ZAHLEN ZUM TAG. Mittlere Einkommen der Beamten haben in den vergangenen Jahren stark an Wert gewonnen. Jene der Arbeiter haben deutlich verloren.

Einkommensscheren gibt es viele. Die klassische ist jene nach Geschlecht. Männer verdienen demnach mehr als Frauen. Eine andere Schere ist jene nach sozialer Stellung. Sie wird im Zeitverlauf größer. Das ist dem jüngsten Einkommensbericht des Rechnungshofes zu entnehmen.

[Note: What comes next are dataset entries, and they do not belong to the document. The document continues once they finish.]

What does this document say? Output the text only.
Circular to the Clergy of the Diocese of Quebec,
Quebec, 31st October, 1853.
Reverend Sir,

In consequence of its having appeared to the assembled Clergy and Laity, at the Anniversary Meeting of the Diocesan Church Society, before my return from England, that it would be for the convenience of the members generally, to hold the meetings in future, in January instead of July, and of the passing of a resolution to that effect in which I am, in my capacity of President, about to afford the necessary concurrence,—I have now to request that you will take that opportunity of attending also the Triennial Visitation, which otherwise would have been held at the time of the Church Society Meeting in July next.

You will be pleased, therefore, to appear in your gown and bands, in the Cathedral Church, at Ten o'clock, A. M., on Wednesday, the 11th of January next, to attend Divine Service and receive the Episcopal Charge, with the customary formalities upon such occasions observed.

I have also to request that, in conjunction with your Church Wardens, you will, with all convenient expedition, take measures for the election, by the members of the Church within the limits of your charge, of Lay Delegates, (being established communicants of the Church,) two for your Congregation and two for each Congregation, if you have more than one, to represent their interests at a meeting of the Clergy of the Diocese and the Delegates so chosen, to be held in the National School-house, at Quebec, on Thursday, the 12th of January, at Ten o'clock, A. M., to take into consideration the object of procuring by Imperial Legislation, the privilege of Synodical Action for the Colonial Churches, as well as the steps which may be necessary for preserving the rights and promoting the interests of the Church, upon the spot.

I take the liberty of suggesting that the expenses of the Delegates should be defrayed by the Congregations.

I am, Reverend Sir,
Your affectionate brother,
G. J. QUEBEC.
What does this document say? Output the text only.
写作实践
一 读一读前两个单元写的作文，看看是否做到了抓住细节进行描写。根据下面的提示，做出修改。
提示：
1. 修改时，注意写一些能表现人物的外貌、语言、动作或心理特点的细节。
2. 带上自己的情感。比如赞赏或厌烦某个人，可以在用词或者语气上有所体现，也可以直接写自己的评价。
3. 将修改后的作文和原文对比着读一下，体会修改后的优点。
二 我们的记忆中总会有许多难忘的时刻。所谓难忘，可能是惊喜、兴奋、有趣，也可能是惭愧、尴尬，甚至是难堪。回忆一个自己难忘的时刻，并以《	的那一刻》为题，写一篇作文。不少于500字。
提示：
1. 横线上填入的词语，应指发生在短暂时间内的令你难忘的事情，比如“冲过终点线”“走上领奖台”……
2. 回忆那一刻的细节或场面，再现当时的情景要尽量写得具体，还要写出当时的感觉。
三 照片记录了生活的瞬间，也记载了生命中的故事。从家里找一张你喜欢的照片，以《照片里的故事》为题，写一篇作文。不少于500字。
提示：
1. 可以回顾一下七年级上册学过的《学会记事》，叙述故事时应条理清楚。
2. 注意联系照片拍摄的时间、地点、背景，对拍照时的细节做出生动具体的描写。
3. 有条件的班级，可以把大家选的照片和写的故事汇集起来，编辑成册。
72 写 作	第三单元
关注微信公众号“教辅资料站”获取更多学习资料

In der Rechnungshof-Darstellung ist für die mittleren Nettojahreseinkommen der Beamten, Angestellten und Arbeiter im Jahr 1998 ein Indexwert von jeweils 100 eingesetzt und in weiterer Folge seine Entwicklung dargestellt; und zwar inflationsbereinigt. Ergebnis: Bei den Arbeiterinnen und Arbeitern kam es über die Jahre zu einem massiven Wertverlust. Zeitweilig belief er sich auf zehn Prozentpunkte. Zuletzt betrug er acht Prozentpunkte.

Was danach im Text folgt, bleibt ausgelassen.